すなわち、サイドチャネル信号は、メインチャネル信号を搬送する媒体に、複製困難性と時間軸上の確からしさを与えることで、信号伝送系のセキュリティを向上させる効果がある。
【0035】
もし、悪意ある第三者が媒体受信部であるフォトダイオード110にLED懐中電灯等の光を照射して、図示しない侵入者監視システムを誤動作させるとする。照合処理部404がなければ、フォトダイオード110から出力される信号がLED懐中電灯等の光を照射されることで、誤った信号を出力してしまう。結果として、侵入者監視システムは侵入者403の検出に失敗してしまう。
本発明の第二の実施形態に係る侵入検出装置401は、無変調光にサイドチャネル信号が重畳され、これを低周波パルスと共に照合処理部404で確認する。したがって、仮に悪意ある第三者が媒体受信部であるフォトダイオード110にLED懐中電灯等の光を照射して、侵入者監視システムを誤動作させようとしても、照合処理部404の比較検証処理部501が偽の無変調光であることを推定し、フォトダイオード110から出力される信号が極めて疑わしい旨の判定結果を、侵入者監視システム等の上位装置に出力する。侵入者監視システムは、悪意ある第三者、すなわち侵入者403による妨害工作が行われている可能性を認識し、警報を発する等の処理を実行することができる。
【0036】
本実施形態では、測距装置101及び侵入検出装置401を開示した。
測距装置101は、対象物109との相対距離を測定するためのメインチャネルの信号に、複製や模倣が困難な乱数を生成するハードウェアロジック回路を用いたサイドチャネルの信号を重畳する。
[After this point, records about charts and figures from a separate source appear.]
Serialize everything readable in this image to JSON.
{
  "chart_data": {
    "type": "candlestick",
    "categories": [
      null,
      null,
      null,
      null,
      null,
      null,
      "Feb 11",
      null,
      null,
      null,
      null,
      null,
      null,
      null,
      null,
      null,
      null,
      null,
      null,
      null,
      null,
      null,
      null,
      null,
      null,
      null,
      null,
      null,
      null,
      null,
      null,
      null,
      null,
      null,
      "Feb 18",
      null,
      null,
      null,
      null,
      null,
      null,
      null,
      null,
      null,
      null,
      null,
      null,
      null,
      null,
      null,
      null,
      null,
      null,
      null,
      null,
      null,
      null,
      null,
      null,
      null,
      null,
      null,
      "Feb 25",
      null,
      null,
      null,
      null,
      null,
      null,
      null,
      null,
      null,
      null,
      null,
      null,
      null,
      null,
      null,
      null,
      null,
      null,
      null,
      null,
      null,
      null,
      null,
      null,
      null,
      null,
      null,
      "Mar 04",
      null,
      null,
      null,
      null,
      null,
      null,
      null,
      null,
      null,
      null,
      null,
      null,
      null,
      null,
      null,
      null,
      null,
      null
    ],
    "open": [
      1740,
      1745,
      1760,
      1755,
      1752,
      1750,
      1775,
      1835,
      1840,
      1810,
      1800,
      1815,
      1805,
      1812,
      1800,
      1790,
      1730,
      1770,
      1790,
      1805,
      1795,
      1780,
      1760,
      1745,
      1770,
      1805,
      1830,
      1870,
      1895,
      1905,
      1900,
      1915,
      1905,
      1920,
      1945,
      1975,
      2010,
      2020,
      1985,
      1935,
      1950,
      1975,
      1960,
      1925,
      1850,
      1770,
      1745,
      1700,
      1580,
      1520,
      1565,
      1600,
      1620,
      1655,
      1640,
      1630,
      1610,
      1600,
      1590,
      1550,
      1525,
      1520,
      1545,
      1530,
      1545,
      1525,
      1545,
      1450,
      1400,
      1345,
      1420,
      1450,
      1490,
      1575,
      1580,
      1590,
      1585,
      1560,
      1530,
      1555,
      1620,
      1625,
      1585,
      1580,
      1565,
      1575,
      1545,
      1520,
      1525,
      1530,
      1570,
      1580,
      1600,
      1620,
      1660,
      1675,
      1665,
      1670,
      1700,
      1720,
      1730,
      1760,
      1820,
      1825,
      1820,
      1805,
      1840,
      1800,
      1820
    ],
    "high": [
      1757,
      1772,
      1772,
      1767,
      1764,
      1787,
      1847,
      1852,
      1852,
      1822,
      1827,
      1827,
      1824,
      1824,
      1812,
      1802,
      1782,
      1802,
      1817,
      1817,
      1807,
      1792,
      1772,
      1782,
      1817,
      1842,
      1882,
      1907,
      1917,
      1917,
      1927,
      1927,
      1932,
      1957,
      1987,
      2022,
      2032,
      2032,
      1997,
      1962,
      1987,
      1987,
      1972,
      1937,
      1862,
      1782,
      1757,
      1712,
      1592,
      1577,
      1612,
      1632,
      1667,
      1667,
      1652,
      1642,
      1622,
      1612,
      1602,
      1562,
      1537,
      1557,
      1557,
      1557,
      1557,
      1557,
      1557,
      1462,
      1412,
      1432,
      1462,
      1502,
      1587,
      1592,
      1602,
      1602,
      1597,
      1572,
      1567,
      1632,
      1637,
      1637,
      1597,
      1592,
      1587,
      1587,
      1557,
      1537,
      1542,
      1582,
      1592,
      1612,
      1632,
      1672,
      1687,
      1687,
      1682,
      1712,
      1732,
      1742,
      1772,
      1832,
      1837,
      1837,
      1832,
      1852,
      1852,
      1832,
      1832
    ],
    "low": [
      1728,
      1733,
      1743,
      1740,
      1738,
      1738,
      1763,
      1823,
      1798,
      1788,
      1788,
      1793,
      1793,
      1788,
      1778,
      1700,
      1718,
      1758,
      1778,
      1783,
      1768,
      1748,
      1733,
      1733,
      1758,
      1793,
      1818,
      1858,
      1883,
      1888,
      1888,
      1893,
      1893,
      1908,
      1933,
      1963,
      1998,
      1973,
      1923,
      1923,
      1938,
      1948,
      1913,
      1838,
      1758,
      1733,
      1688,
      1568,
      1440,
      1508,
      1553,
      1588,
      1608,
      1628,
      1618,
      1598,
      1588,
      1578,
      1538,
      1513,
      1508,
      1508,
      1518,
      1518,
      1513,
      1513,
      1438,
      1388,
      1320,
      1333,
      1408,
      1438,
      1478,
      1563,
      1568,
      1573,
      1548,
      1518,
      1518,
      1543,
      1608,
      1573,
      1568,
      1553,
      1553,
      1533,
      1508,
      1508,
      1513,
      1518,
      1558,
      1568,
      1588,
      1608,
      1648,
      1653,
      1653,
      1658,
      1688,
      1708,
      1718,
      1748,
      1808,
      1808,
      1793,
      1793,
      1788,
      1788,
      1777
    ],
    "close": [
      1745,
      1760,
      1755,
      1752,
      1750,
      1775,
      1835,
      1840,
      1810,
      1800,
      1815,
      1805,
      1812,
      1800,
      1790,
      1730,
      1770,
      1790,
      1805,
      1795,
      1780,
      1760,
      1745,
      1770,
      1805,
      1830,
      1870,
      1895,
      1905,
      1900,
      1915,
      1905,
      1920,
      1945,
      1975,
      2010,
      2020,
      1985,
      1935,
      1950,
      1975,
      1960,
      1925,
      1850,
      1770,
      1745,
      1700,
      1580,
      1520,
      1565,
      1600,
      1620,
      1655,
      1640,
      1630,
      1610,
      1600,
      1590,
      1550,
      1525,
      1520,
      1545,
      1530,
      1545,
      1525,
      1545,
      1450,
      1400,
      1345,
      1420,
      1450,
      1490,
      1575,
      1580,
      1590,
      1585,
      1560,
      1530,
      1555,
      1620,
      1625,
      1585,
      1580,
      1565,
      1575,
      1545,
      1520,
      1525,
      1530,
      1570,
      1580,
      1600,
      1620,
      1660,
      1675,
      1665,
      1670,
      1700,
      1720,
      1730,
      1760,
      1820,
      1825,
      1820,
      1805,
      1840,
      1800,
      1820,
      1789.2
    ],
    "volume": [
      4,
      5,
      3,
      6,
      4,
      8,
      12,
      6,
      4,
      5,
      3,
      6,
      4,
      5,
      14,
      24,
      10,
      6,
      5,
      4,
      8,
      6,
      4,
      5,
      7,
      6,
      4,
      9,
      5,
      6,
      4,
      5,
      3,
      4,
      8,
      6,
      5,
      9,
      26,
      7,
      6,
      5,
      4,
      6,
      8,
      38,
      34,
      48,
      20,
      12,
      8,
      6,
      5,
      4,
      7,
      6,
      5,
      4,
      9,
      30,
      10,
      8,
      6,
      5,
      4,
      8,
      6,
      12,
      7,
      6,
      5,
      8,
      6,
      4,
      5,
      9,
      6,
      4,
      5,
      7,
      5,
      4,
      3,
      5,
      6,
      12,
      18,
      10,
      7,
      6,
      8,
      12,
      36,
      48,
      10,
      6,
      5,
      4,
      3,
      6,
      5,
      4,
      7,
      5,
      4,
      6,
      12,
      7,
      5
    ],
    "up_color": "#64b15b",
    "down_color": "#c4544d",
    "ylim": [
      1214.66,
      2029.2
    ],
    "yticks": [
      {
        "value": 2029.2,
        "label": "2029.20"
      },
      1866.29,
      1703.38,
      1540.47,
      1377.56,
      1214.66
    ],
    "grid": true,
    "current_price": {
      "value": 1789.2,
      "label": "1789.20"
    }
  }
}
メインチャネルの信号の周波数と、サイドチャネルの信号の周波数は、信号の分離を容易にするため、3桁以上の差を設けることが好ましい。
比較検証処理部206は、送信側サイドチャネルデータと、受信側サイドチャネルデータを照合し、類似度を検証することで、受信信号の正当性を確認する。
本発明の第一の実施形態では、従来の測距装置に乱数生成演算部108と照合処理部117を追加することで、容易にサイドチャネルに複製や模倣が困難な乱数を重畳することができ、悪意の第三者による測距装置101のクラッキングを防止することが可能になる。
【0037】
侵入検出装置401は、侵入者403の有無を検出するための無変調の媒体に、複製や模倣が困難な乱数を生成するハードウェアロジック回路を用いたサイドチャネルの信号を重畳する。
比較検証処理部501は、送信側サイドチャネルデータと、受信側サイドチャネルデータを照合し、類似度を検証することで、受信媒体の正当性を確認する。
本発明の第二の実施形態では、従来の侵入検出装置401に乱数生成演算部402と照合処理部404を追加することで、容易にサイドチャネルに複製や模倣が困難な乱数を重畳することができ、悪意の第三者による侵入検出装置401のクラッキングを防止することが可能になる。
【0038】
以上、本発明の実施形態について説明したが、本発明は上記実施形態に限定されるものではなく、特許請求の範囲に記載した本発明の要旨を逸脱しない限りにおいて、他の変形例、応用例を含む。